Dwaj kandydaci na prezydenta Turcji mają nadzieję pozyskać około 8 milionów wyborców, którzy nie oddali głosu w pierwszej turze.
Prezydent Turcji Recep Tayyip Erdogan z żoną w noc wyborczą 14 maja. (Źródło: Getty Images) |
Prezydent Turcji Recep Tayyip Erdogan stara się uzyskać przewagę w drugiej turze wyborów prezydenckich, która odbędzie się 28 maja.
W związku z tym przywódca zaapelował do obywateli tego kraju o poparcie ich kandydata opozycji Kemala Kilicdaroglu, który wzywa wyborców do wyciągnięcia kraju z trudnych sytuacji.
Opozycja uznała, że tegoroczne wybory prezydenckie i parlamentarne będą dla niej najlepszą szansą na odsunięcie od władzy prezydenta Erdogana, a także na cofnięcie radykalnych zmian, jakie wprowadził w Turcji, gdyż na jego popularność wpłynął kryzys związany z kosztami utrzymania.
Obaj kandydaci mają nadzieję przyciągnąć około 8 milionów wyborców, którzy nie oddali głosu w pierwszej turze.
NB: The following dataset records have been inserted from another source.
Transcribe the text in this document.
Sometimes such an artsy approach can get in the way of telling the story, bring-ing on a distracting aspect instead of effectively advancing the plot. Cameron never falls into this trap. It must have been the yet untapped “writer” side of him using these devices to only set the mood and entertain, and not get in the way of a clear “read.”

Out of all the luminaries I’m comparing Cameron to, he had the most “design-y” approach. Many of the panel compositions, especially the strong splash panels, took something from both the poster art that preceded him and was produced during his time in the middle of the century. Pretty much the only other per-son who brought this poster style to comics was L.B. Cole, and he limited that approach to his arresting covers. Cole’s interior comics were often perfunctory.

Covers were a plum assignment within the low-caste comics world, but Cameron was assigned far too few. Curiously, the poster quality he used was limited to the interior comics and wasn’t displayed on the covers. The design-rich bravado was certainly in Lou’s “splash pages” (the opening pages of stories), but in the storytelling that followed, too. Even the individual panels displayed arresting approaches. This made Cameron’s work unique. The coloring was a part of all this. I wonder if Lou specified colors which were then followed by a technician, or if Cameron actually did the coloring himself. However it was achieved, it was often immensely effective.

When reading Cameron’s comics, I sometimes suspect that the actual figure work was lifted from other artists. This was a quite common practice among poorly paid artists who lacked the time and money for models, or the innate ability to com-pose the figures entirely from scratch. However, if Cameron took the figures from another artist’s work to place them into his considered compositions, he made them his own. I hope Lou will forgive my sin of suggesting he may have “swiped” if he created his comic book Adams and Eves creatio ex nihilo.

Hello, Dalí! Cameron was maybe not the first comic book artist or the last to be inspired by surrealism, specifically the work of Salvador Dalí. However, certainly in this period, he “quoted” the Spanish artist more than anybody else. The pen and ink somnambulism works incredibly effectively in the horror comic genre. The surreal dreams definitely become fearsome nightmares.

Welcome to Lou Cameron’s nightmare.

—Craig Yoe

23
W głosowaniu, które odbyło się 14 maja, Erdogan wyprzedził Kilicdaroglu z opozycji, natomiast Partia Sprawiedliwości i Rozwoju (AKP) Erdogana i jej sojusznicy zdobyli większość parlamentarną już w pierwszym głosowaniu.
Zwracając się do swoich zwolenników w dzielnicy Beykoz w Stambule podczas ostatniego wiecu wyborczego, urzędujący prezydent Erdogan stanowczo wezwał wyborców do pójścia do urn.
„Będziemy zachęcać tych, którzy nie mogą pójść (do głosowania w pierwszej turze). Czy możemy dokończyć dzieło, które pozostało niedokończone 14 maja, z przytłaczającą większością głosów, zwiększając jutro różnicę?” – podkreślił.
Lokale wyborcze otwarto 28 maja o godzinie 8:00 rano (czasu lokalnego, 5:00 czasu GMT) i zamknięto o godzinie 17:00 (14:00 czasu GMT), aby mogło w nich wziąć udział ponad 60 milionów wyborców.
Nieoficjalne wyniki spodziewane są pod koniec 28 maja.